New Community Land Scotland paper provides perspective on natural and private capital

New Community Land Scotland paper provides perspective on natural and private capital

Community Land Scotland has today published a paper by renowned academic, writer and land reformer Alastair McIntosh which gives a fascinating perspective on natural and private capital.

Given the quick emergence of the ‘green finance’ issue, ‘The Cheviot, the Stag and the Black Black Carbon’ is a welcome contribution to an important contemporary debate and raises are far-reaching in how Scotland adjusts to a rapidly changing world with major climate challenges.

Chair of Community Land Scotland, Ailsa Raeburn, said: “The issues are long-term and will span the administrations of many future governments. Given the impact they are having and will have on future generations, Community Land Scotland would welcome a big and open conversation between communities, government and its agencies, opposition parties and others who have a part to play to explore the most inclusive ways forward.
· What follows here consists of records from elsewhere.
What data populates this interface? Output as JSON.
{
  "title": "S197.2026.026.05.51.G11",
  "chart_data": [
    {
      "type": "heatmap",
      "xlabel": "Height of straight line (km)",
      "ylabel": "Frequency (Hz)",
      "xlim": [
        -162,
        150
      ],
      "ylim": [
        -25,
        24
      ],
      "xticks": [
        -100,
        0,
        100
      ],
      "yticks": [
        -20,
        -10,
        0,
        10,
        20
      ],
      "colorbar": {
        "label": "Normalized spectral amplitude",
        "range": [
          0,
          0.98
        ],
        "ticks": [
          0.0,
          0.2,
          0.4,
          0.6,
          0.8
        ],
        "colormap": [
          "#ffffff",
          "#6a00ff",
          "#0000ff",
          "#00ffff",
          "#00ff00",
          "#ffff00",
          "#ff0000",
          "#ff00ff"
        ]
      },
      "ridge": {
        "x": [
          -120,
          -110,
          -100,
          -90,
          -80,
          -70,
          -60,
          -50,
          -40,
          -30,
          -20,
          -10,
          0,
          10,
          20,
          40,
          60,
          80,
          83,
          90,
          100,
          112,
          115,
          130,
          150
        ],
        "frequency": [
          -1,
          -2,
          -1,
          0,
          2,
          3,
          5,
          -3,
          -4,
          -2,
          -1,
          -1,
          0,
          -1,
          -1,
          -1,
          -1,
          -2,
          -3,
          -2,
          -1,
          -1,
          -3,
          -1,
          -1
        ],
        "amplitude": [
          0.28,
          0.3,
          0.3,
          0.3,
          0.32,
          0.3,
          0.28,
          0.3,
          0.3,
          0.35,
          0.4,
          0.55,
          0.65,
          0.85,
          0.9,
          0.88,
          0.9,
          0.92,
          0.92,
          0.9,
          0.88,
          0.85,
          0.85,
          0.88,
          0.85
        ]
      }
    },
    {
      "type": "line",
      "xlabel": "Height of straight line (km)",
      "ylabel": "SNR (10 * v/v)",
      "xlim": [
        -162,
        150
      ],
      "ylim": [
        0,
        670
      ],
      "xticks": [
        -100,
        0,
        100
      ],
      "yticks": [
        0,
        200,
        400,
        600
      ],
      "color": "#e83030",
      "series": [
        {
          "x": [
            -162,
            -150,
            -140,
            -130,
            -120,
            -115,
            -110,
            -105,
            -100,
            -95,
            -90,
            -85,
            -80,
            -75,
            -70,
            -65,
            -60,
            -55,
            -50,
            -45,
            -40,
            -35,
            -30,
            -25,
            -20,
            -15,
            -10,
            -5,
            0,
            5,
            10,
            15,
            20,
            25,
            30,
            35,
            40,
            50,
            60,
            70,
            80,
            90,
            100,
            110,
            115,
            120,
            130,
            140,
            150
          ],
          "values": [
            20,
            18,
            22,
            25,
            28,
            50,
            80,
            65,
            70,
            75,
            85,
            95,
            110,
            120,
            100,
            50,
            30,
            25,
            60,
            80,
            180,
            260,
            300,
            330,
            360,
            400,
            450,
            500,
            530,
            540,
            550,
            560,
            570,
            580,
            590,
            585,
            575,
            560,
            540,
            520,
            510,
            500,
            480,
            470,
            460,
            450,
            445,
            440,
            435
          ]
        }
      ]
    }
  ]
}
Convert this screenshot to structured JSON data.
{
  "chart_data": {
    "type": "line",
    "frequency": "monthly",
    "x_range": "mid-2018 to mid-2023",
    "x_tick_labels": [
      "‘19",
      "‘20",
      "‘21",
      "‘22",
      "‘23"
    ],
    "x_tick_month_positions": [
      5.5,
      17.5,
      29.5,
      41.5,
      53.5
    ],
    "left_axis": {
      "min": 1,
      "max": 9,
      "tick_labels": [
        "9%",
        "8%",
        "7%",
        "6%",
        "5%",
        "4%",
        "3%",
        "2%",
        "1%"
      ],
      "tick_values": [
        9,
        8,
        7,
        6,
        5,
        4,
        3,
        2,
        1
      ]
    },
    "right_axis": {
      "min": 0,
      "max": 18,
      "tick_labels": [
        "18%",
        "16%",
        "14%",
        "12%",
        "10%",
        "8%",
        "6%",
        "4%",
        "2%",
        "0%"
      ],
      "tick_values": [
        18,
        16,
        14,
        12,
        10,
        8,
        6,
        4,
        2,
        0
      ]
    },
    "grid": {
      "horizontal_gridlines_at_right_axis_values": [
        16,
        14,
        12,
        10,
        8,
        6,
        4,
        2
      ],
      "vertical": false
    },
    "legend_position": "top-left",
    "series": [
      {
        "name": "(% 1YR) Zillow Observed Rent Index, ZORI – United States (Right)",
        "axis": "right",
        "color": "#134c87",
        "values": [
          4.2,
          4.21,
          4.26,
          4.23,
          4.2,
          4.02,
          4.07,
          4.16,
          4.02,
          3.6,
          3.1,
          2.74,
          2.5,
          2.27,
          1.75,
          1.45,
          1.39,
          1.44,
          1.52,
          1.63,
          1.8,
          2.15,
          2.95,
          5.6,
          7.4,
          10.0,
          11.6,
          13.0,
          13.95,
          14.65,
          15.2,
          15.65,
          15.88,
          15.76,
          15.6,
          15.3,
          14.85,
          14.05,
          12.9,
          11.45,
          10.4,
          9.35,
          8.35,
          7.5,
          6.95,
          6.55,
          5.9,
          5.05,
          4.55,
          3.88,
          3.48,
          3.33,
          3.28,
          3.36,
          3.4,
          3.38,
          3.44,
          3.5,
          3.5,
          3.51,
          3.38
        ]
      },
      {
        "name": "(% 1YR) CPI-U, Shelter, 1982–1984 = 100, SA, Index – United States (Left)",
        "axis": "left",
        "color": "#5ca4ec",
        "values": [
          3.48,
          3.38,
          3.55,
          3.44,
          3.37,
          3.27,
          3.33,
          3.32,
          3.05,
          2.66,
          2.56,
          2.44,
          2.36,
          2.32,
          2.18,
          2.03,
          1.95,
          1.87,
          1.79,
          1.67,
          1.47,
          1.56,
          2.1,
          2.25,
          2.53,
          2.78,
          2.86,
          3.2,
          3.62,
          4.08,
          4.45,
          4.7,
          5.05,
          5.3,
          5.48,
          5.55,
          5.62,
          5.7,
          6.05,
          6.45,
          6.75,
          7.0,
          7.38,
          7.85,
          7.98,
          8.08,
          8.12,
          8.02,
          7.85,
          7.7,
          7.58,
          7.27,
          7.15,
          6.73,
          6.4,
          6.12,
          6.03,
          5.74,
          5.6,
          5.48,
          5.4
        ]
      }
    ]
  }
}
There is scope to build from the positive suggestions Alastair McIntosh offers in his paper and the conversations with Nature Scot we are already engaged in.”

Community Land Scotland said opportunities should be explored to consider how the public and third sector can work together to address some of the inherent challenges Alastair raises in the current finance-led ‘natural capital’ approach.

It believes there may be a significant opportunity to ensure models of ownership and benefit sharing can emerge which help address a range of policy objectives for the Scottish Government and NatureScot including addressing the biodiversity and climate crises; community wealth building; a Just Transition to Net Zero and a more diversified pattern of land ownership.

Community Land Scotland also argues the many significant levers that the Scottish Government already has within its powers can be used to give effect to these policy objectives and to ensure there is greater investment and trust put in communities.

Ailsa Raeburn added: “However, the time to do this is short, and significant focus needs to be given now to designing interventions and subsidies that achieve policy convergence. We look forward to working with others to take the conversation forward in a way that we hope can address concerns and build consensus.”